The price hike for Amazon Prime follows a stressful holiday season for the company. Amazon spent billions to offset labor costs, transportation fees and supply chain issues ahead of the holiday season, while Apple said it lost billions because of similar issues. Apple hasn’t completely navigated labor shortages and high shipping fees either, but said it’s expecting those problems to let up by March.

Tesla is in its own world

Sure, Amazon might also be competing with Tesla in the race for the first efficient electric truck. But Elon Musk hasn’t seemed to notice.

The chip shortage is getting in the way of Tesla finally delivering its Cybertruck, which Musk originally said would be in production by 2021. But he missed that self-set deadline, and is again delaying expectations at least another year.

Instead, Musk wants all eyes on a flashy new humanoid robot Tesla will be releasing … at some point, maybe this year. (As we’ve learned, Musk is not great with deadlines.) It’s been assigned the code-name “Optimus,” and Musk said it’s the “most important product development” Tesla’s working on — despite the fact that he warned about an AI apocalypse just a few years ago.

Tech companies are still trying to figure out how to moderate content.

“It is important to me that we don’t take on the position of being a content censor.”

Sound familiar?
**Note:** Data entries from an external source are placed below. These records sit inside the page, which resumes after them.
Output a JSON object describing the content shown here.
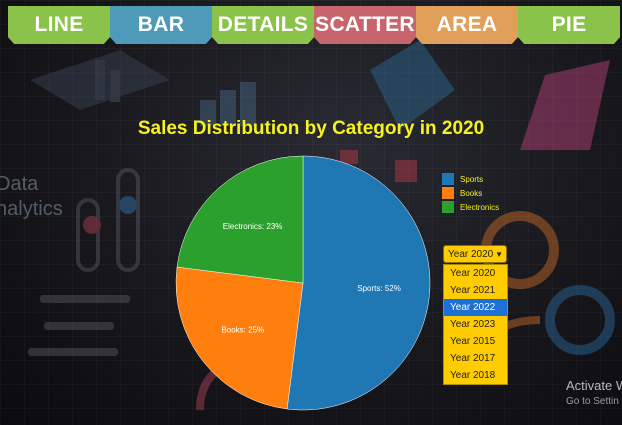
{
  "tabs": [
    {
      "label": "LINE",
      "color": "#8bc34a"
    },
    {
      "label": "BAR",
      "color": "#4e9ab8"
    },
    {
      "label": "DETAILS",
      "color": "#8bc34a"
    },
    {
      "label": "SCATTER",
      "color": "#c8646b"
    },
    {
      "label": "AREA",
      "color": "#e0a05a"
    },
    {
      "label": "PIE",
      "color": "#8bc34a"
    }
  ],
  "year_select": {
    "selected": "Year 2020",
    "options": [
      "Year 2020",
      "Year 2021",
      "Year 2022",
      "Year 2023",
      "Year 2015",
      "Year 2017",
      "Year 2018"
    ],
    "highlighted": "Year 2022"
  },
  "chart_data": {
    "type": "pie",
    "title": "Sales Distribution by Category in 2020",
    "labels": [
      "Sports",
      "Books",
      "Electronics"
    ],
    "values": [
      52,
      25,
      23
    ],
    "slice_labels": [
      "Sports: 52%",
      "Books: 25%",
      "Electronics: 23%"
    ],
    "colors": [
      "#1f77b4",
      "#ff7f0e",
      "#2ca02c"
    ],
    "legend_position": "right"
  },
  "watermark": {
    "line1": "Activate W",
    "line2": "Go to Settin"
  }
}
That was Spotify’s CEO explaining to investors his handling of the Joe Rogan Experience podcast in a blog post last week, ahead of the company’s earnings call. But it’s awfully similar to how Mark Zuckerberg describes his thoughts on content moderation, over and over again.

Will platforms ever learn? Probably not until earnings force their hands. And though Spotify’s stock took about a 20% hit over the Joe Rogan controversy, the company is hoping it’ll blow over, just like Netflix’s controversial decision to stick with Dave Chappelle. “Usually when we’ve had controversies in the past, those are measured in months and not days. But I feel good about where we are in relation to that,” Ek said at the top of the company’s earnings call.

Some industry giants are losing momentum for the first time.

FAANG — the initials for five tech stocks that seemed perpetually bound for the moon.

While Apple, Amazon and Alphabet continue to appear unstoppable, earnings calls this past week have shaken up that inevitability for Meta and Netflix. Facebook’s daily users declined for the first time ever, while Netflix’s membership growth is slowing, and Netflix forecasted even bleaker news next quarter.

Make no mistake, though: The giants remain giant. Facebook has nearly 2 billion daily users, despite a more pronounced downturn in the U.S. Netflix added 8.3 million new subscribers last quarter. But stock prices still took a major hit, each falling about 20% after earnings. So while it may not yet be the end of the road, the ceiling may be in sight.